I have 4 of these setups 3 with one needle valve and solenoid, 1 with 2 needle valve and no solenoid.

fluval spec
1 bubble per 2 seconds - last about 1 - 1.5 years! (20oz)
3bps on a 40g - 2-2.5 months (24oz)
1 bps on a 5 gallon - havent measure maybe 6+ months?
1 bps per needle valve on a 20g and a 7.5 gallon - about 3-4 months


----------



## Jsu

artup said:


> another dumb question, how do you know when your co2 is running low with just 1 gauge? My understanding is you need 2 gauge, one for pressure inside the paintball tank and one for pressure coming out into the aquarium? i might be wrong..
> 
> I know you can always see if theres no bubble coming out means ur paintball tank is empty. just wondering if you can get a heads up when to refill.
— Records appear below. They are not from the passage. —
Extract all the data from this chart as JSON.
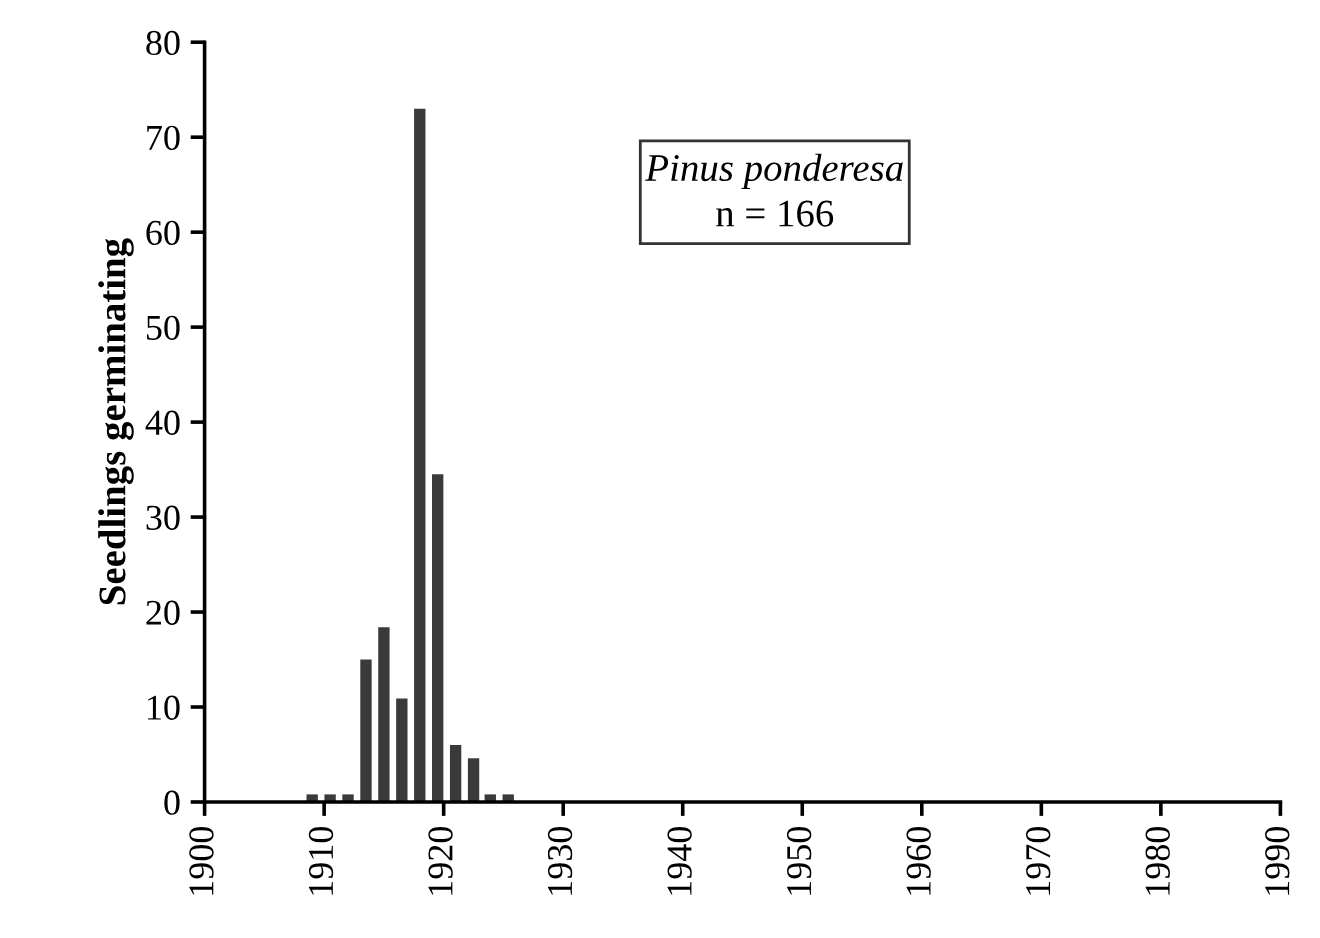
{
  "chart_data": {
    "type": "bar",
    "ylabel": "Seedlings germinating",
    "x": [
      1909.0,
      1910.5,
      1912.0,
      1913.5,
      1915.0,
      1916.5,
      1918.0,
      1919.5,
      1921.0,
      1922.5,
      1923.9,
      1925.4
    ],
    "values": [
      0.8,
      0.8,
      0.8,
      15,
      18.4,
      10.9,
      73,
      34.5,
      6,
      4.6,
      0.8,
      0.8
    ],
    "color": "#3a3a3a",
    "xlim": [
      1900,
      1990
    ],
    "xticks": [
      1900,
      1910,
      1920,
      1930,
      1940,
      1950,
      1960,
      1970,
      1980,
      1990
    ],
    "ylim": [
      0,
      80
    ],
    "yticks": [
      0,
      10,
      20,
      30,
      40,
      50,
      60,
      70,
      80
    ],
    "grid": false,
    "legend": false,
    "annotations": [
      "Pinus ponderesa",
      "n = 166"
    ]
  }
}
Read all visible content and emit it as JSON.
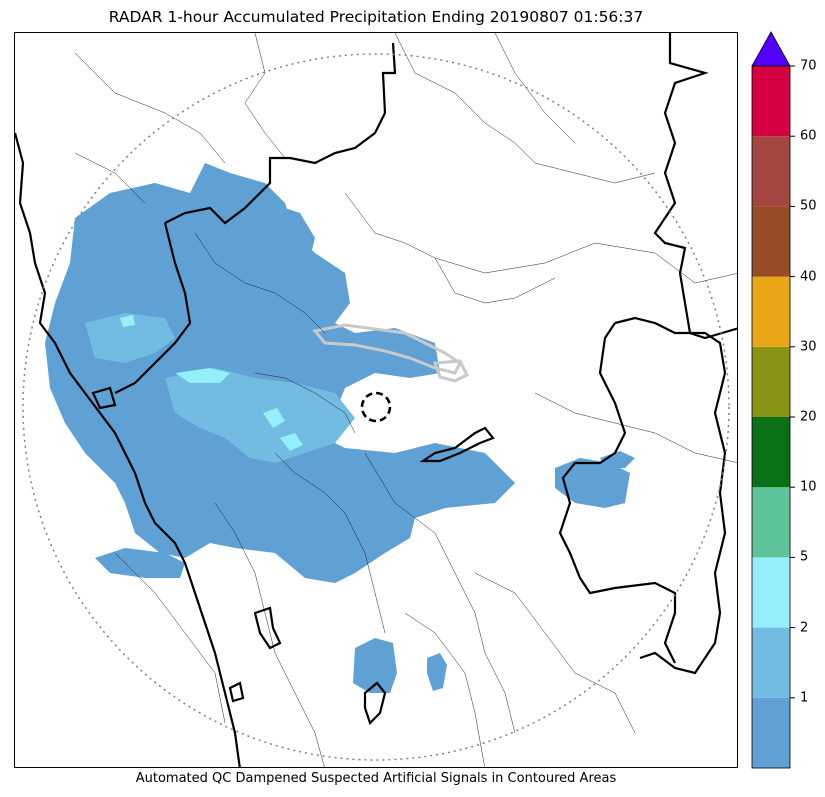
{
  "title": "RADAR 1-hour Accumulated Precipitation Ending 20190807 01:56:37",
  "footer": "Automated QC Dampened Suspected Artificial Signals in Contoured Areas",
  "colorbar": {
    "bins": [
      {
        "from": 0,
        "to": 1,
        "color": "#5fa1d4"
      },
      {
        "from": 1,
        "to": 2,
        "color": "#72bbe3"
      },
      {
        "from": 2,
        "to": 5,
        "color": "#94eefc"
      },
      {
        "from": 5,
        "to": 10,
        "color": "#5dc398"
      },
      {
        "from": 10,
        "to": 20,
        "color": "#0a7117"
      },
      {
        "from": 20,
        "to": 30,
        "color": "#8a9414"
      },
      {
        "from": 30,
        "to": 40,
        "color": "#e8a617"
      },
      {
        "from": 40,
        "to": 50,
        "color": "#984c26"
      },
      {
        "from": 50,
        "to": 60,
        "color": "#a54741"
      },
      {
        "from": 60,
        "to": 70,
        "color": "#d40043"
      }
    ],
    "tick_labels": [
      "1",
      "2",
      "5",
      "10",
      "20",
      "30",
      "40",
      "50",
      "60",
      "70"
    ],
    "over_color": "#5400ff"
  },
  "map": {
    "range_ring_color": "#808080",
    "boundary_color": "#000000",
    "precip_light_color": "#5fa1d4",
    "precip_mid_color": "#72bbe3",
    "precip_heavy_color": "#94eefc",
    "qc_contour_color": "#c9c9c9"
  }
}
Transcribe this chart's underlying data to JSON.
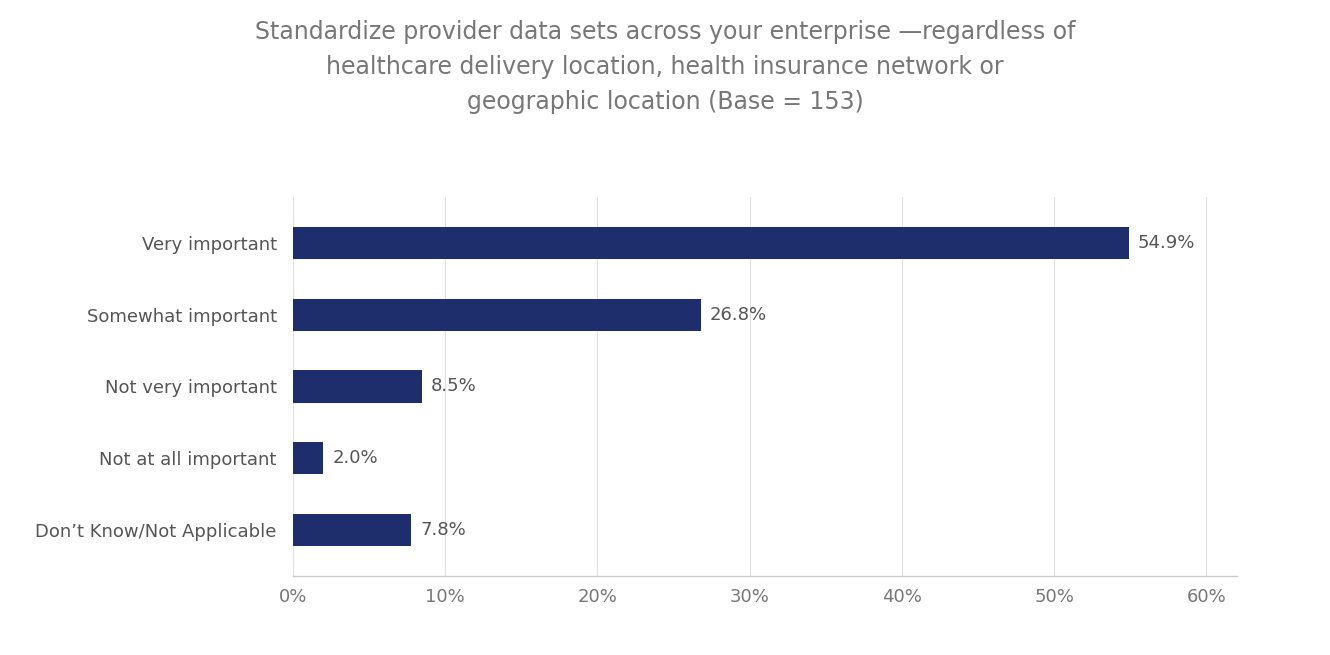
{
  "title_lines": [
    "Standardize provider data sets across your enterprise —regardless of",
    "healthcare delivery location, health insurance network or",
    "geographic location (Base = 153)"
  ],
  "categories": [
    "Very important",
    "Somewhat important",
    "Not very important",
    "Not at all important",
    "Don’t Know/Not Applicable"
  ],
  "values": [
    54.9,
    26.8,
    8.5,
    2.0,
    7.8
  ],
  "labels": [
    "54.9%",
    "26.8%",
    "8.5%",
    "2.0%",
    "7.8%"
  ],
  "bar_color": "#1e2d6b",
  "background_color": "#ffffff",
  "title_color": "#777777",
  "label_color": "#555555",
  "tick_label_color": "#777777",
  "xlim": [
    0,
    62
  ],
  "xticks": [
    0,
    10,
    20,
    30,
    40,
    50,
    60
  ],
  "xticklabels": [
    "0%",
    "10%",
    "20%",
    "30%",
    "40%",
    "50%",
    "60%"
  ],
  "title_fontsize": 17,
  "label_fontsize": 13,
  "tick_fontsize": 13,
  "bar_height": 0.45
}
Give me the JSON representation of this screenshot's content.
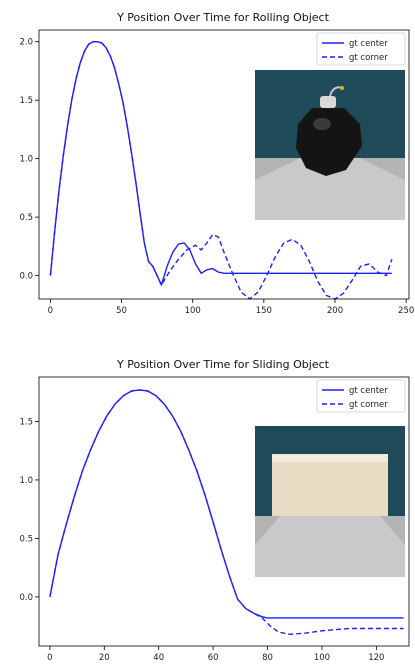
{
  "colors": {
    "line": "#1f1fff",
    "wall_teal": "#1f4a5a",
    "floor_gray": "#c8c8c8",
    "ball_black": "#151515",
    "box_beige": "#e8dfc6"
  },
  "chart_data": [
    {
      "type": "line",
      "title": "Y Position Over Time for Rolling Object",
      "xlabel": "",
      "ylabel": "",
      "xlim": [
        -8,
        252
      ],
      "ylim": [
        -0.2,
        2.1
      ],
      "xticks": [
        0,
        50,
        100,
        150,
        200,
        250
      ],
      "yticks": [
        0.0,
        0.5,
        1.0,
        1.5,
        2.0
      ],
      "xtick_labels": [
        "0",
        "50",
        "100",
        "150",
        "200",
        "250"
      ],
      "ytick_labels": [
        "0.0",
        "0.5",
        "1.0",
        "1.5",
        "2.0"
      ],
      "grid": false,
      "legend": "top-right",
      "inset_image": "black-bomb-in-teal-room",
      "series": [
        {
          "name": "gt center",
          "style": "solid",
          "x": [
            0,
            3,
            6,
            9,
            12,
            15,
            18,
            21,
            24,
            27,
            30,
            33,
            36,
            39,
            42,
            45,
            48,
            51,
            54,
            57,
            60,
            63,
            66,
            69,
            72,
            75,
            78,
            82,
            86,
            90,
            94,
            98,
            102,
            106,
            110,
            114,
            118,
            122,
            130,
            240
          ],
          "y": [
            0.0,
            0.38,
            0.72,
            1.02,
            1.28,
            1.5,
            1.68,
            1.82,
            1.92,
            1.98,
            2.0,
            2.0,
            1.99,
            1.95,
            1.88,
            1.78,
            1.64,
            1.48,
            1.28,
            1.05,
            0.8,
            0.54,
            0.28,
            0.12,
            0.08,
            0.0,
            -0.08,
            0.08,
            0.2,
            0.27,
            0.28,
            0.22,
            0.1,
            0.02,
            0.05,
            0.06,
            0.03,
            0.02,
            0.02,
            0.02
          ]
        },
        {
          "name": "gt corner",
          "style": "dashed",
          "x": [
            0,
            3,
            6,
            9,
            12,
            15,
            18,
            21,
            24,
            27,
            30,
            33,
            36,
            39,
            42,
            45,
            48,
            51,
            54,
            57,
            60,
            63,
            66,
            69,
            72,
            75,
            78,
            84,
            90,
            96,
            102,
            106,
            110,
            114,
            118,
            122,
            128,
            134,
            140,
            146,
            152,
            158,
            164,
            170,
            176,
            182,
            188,
            194,
            200,
            206,
            212,
            218,
            224,
            230,
            236,
            240
          ],
          "y": [
            0.0,
            0.38,
            0.72,
            1.02,
            1.28,
            1.5,
            1.68,
            1.82,
            1.92,
            1.98,
            2.0,
            2.0,
            1.99,
            1.95,
            1.88,
            1.78,
            1.64,
            1.48,
            1.28,
            1.05,
            0.8,
            0.54,
            0.28,
            0.12,
            0.08,
            0.0,
            -0.08,
            0.04,
            0.14,
            0.22,
            0.26,
            0.22,
            0.28,
            0.35,
            0.33,
            0.2,
            0.02,
            -0.14,
            -0.2,
            -0.14,
            0.0,
            0.16,
            0.28,
            0.31,
            0.26,
            0.12,
            -0.05,
            -0.17,
            -0.2,
            -0.15,
            -0.04,
            0.08,
            0.1,
            0.03,
            0.0,
            0.14
          ]
        }
      ]
    },
    {
      "type": "line",
      "title": "Y Position Over Time for Sliding Object",
      "xlabel": "",
      "ylabel": "",
      "xlim": [
        -4,
        132
      ],
      "ylim": [
        -0.42,
        1.88
      ],
      "xticks": [
        0,
        20,
        40,
        60,
        80,
        100,
        120
      ],
      "yticks": [
        0.0,
        0.5,
        1.0,
        1.5
      ],
      "xtick_labels": [
        "0",
        "20",
        "40",
        "60",
        "80",
        "100",
        "120"
      ],
      "ytick_labels": [
        "0.0",
        "0.5",
        "1.0",
        "1.5"
      ],
      "grid": false,
      "legend": "top-right",
      "inset_image": "beige-box-in-teal-room",
      "series": [
        {
          "name": "gt center",
          "style": "solid",
          "x": [
            0,
            3,
            6,
            9,
            12,
            15,
            18,
            21,
            24,
            27,
            30,
            33,
            36,
            39,
            42,
            45,
            48,
            51,
            54,
            57,
            60,
            63,
            66,
            69,
            72,
            75,
            78,
            80,
            130
          ],
          "y": [
            0.0,
            0.36,
            0.62,
            0.86,
            1.08,
            1.26,
            1.42,
            1.55,
            1.65,
            1.72,
            1.76,
            1.77,
            1.76,
            1.72,
            1.65,
            1.55,
            1.42,
            1.26,
            1.08,
            0.87,
            0.64,
            0.4,
            0.18,
            -0.02,
            -0.1,
            -0.14,
            -0.17,
            -0.18,
            -0.18
          ]
        },
        {
          "name": "gt corner",
          "style": "dashed",
          "x": [
            0,
            3,
            6,
            9,
            12,
            15,
            18,
            21,
            24,
            27,
            30,
            33,
            36,
            39,
            42,
            45,
            48,
            51,
            54,
            57,
            60,
            63,
            66,
            69,
            72,
            75,
            78,
            81,
            84,
            88,
            94,
            100,
            110,
            120,
            130
          ],
          "y": [
            0.0,
            0.36,
            0.62,
            0.86,
            1.08,
            1.26,
            1.42,
            1.55,
            1.65,
            1.72,
            1.76,
            1.77,
            1.76,
            1.72,
            1.65,
            1.55,
            1.42,
            1.26,
            1.08,
            0.87,
            0.64,
            0.4,
            0.18,
            -0.02,
            -0.1,
            -0.14,
            -0.18,
            -0.25,
            -0.3,
            -0.32,
            -0.31,
            -0.29,
            -0.27,
            -0.27,
            -0.27
          ]
        }
      ]
    }
  ]
}
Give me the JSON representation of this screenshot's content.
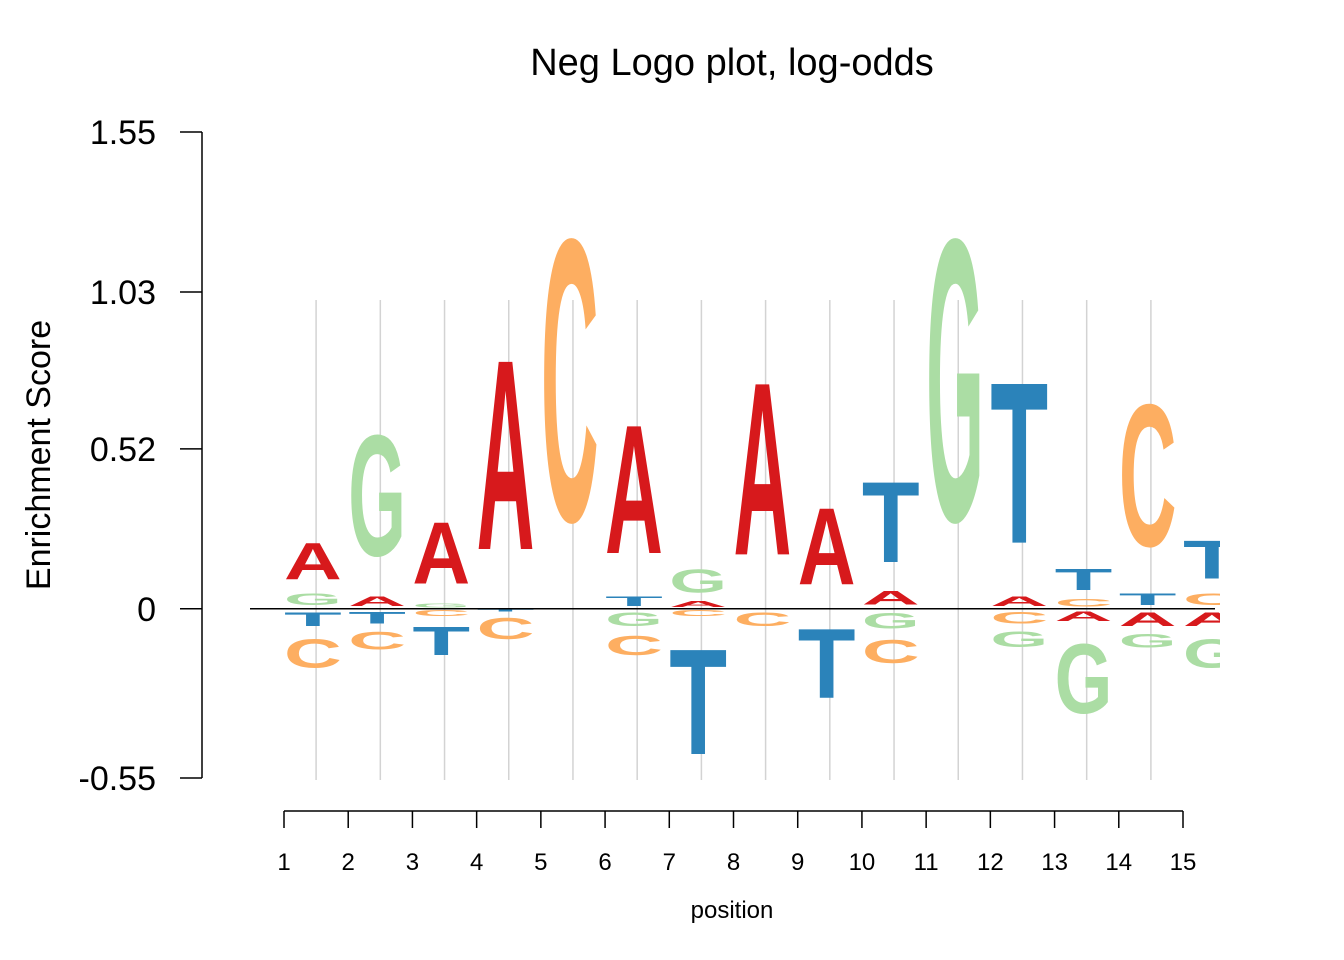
{
  "chart_data": {
    "type": "sequence-logo",
    "title": "Neg Logo plot, log-odds",
    "xlabel": "position",
    "ylabel": "Enrichment Score",
    "ylim": [
      -0.55,
      1.55
    ],
    "yticks": [
      "1.55",
      "1.03",
      "0.52",
      "0",
      "-0.55"
    ],
    "ytick_values": [
      1.55,
      1.03,
      0.52,
      0,
      -0.55
    ],
    "xticks": [
      "1",
      "2",
      "3",
      "4",
      "5",
      "6",
      "7",
      "8",
      "9",
      "10",
      "11",
      "12",
      "13",
      "14",
      "15"
    ],
    "grid": "vertical separators between positions",
    "colors": {
      "A": "#d7191c",
      "C": "#fdae61",
      "G": "#abdda4",
      "T": "#2b83ba"
    },
    "positions": [
      {
        "position": 1,
        "positive": [
          {
            "base": "G",
            "height": 0.06
          },
          {
            "base": "A",
            "height": 0.19
          }
        ],
        "negative": [
          {
            "base": "T",
            "height": 0.07
          },
          {
            "base": "C",
            "height": 0.15
          }
        ]
      },
      {
        "position": 2,
        "positive": [
          {
            "base": "A",
            "height": 0.05
          },
          {
            "base": "G",
            "height": 0.63
          }
        ],
        "negative": [
          {
            "base": "T",
            "height": 0.06
          },
          {
            "base": "C",
            "height": 0.09
          }
        ]
      },
      {
        "position": 3,
        "positive": [
          {
            "base": "G",
            "height": 0.02
          },
          {
            "base": "A",
            "height": 0.32
          }
        ],
        "negative": [
          {
            "base": "C",
            "height": 0.03
          },
          {
            "base": "T",
            "height": 0.15
          }
        ]
      },
      {
        "position": 4,
        "positive": [
          {
            "base": "A",
            "height": 0.99
          }
        ],
        "negative": [
          {
            "base": "T",
            "height": 0.01
          },
          {
            "base": "C",
            "height": 0.11
          }
        ]
      },
      {
        "position": 5,
        "positive": [
          {
            "base": "C",
            "height": 1.47
          }
        ],
        "negative": []
      },
      {
        "position": 6,
        "positive": [
          {
            "base": "T",
            "height": 0.05
          },
          {
            "base": "A",
            "height": 0.67
          }
        ],
        "negative": [
          {
            "base": "G",
            "height": 0.07
          },
          {
            "base": "C",
            "height": 0.1
          }
        ]
      },
      {
        "position": 7,
        "positive": [
          {
            "base": "A",
            "height": 0.03
          },
          {
            "base": "G",
            "height": 0.12
          }
        ],
        "negative": [
          {
            "base": "C",
            "height": 0.03
          },
          {
            "base": "T",
            "height": 0.55
          }
        ]
      },
      {
        "position": 8,
        "positive": [
          {
            "base": "A",
            "height": 0.9
          }
        ],
        "negative": [
          {
            "base": "C",
            "height": 0.07
          }
        ]
      },
      {
        "position": 9,
        "positive": [
          {
            "base": "A",
            "height": 0.4
          }
        ],
        "negative": [
          {
            "base": "T",
            "height": 0.36
          }
        ]
      },
      {
        "position": 10,
        "positive": [
          {
            "base": "A",
            "height": 0.07
          },
          {
            "base": "T",
            "height": 0.42
          }
        ],
        "negative": [
          {
            "base": "G",
            "height": 0.08
          },
          {
            "base": "C",
            "height": 0.12
          }
        ]
      },
      {
        "position": 11,
        "positive": [
          {
            "base": "G",
            "height": 1.47
          }
        ],
        "negative": []
      },
      {
        "position": 12,
        "positive": [
          {
            "base": "A",
            "height": 0.05
          },
          {
            "base": "T",
            "height": 0.84
          }
        ],
        "negative": [
          {
            "base": "C",
            "height": 0.06
          },
          {
            "base": "G",
            "height": 0.08
          }
        ]
      },
      {
        "position": 13,
        "positive": [
          {
            "base": "C",
            "height": 0.04
          },
          {
            "base": "T",
            "height": 0.11
          }
        ],
        "negative": [
          {
            "base": "A",
            "height": 0.05
          },
          {
            "base": "G",
            "height": 0.36
          }
        ]
      },
      {
        "position": 14,
        "positive": [
          {
            "base": "T",
            "height": 0.06
          },
          {
            "base": "C",
            "height": 0.74
          }
        ],
        "negative": [
          {
            "base": "A",
            "height": 0.07
          },
          {
            "base": "G",
            "height": 0.07
          }
        ]
      },
      {
        "position": 15,
        "positive": [
          {
            "base": "C",
            "height": 0.06
          },
          {
            "base": "T",
            "height": 0.2
          }
        ],
        "negative": [
          {
            "base": "A",
            "height": 0.07
          },
          {
            "base": "G",
            "height": 0.15
          }
        ]
      }
    ]
  }
}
That gauge tells me the pressure from the co2 tank to the regulator. once it drops down to 100-200 psi then i know i have to fill it up with in a week or 2.


----------



## Jsu

artup said:


> oh and another question lol
> whats the purpose of "Bottom bottle adapter"?
> Can i go without, or is that a neccessary part for the connection?


The bottom knob/valve is an on/off valve for the paintball tank. it serve the same purpose as the adapter in picture 2, except its apart of the tank. Unlike the adapter which you have to screw onto the tank. This way i have more control of the co2 flow from the tank to the regulator and less problematic compared to the adaptor such as leaks.

I have posted pictures for 2 different modifications. can you do it without the build in valve.

the reason for the modification is to save money instead of buying expensive one time CO2 cartilages.

Coldmantis' paintball set up is the true DIY paintball Set up. If you dont have a fluval regulator THEN use his method.

I highly recommend the build in on/off valve than the screw on adaptor.


----------



## artup

oohhh.. ic.. thanks..


----------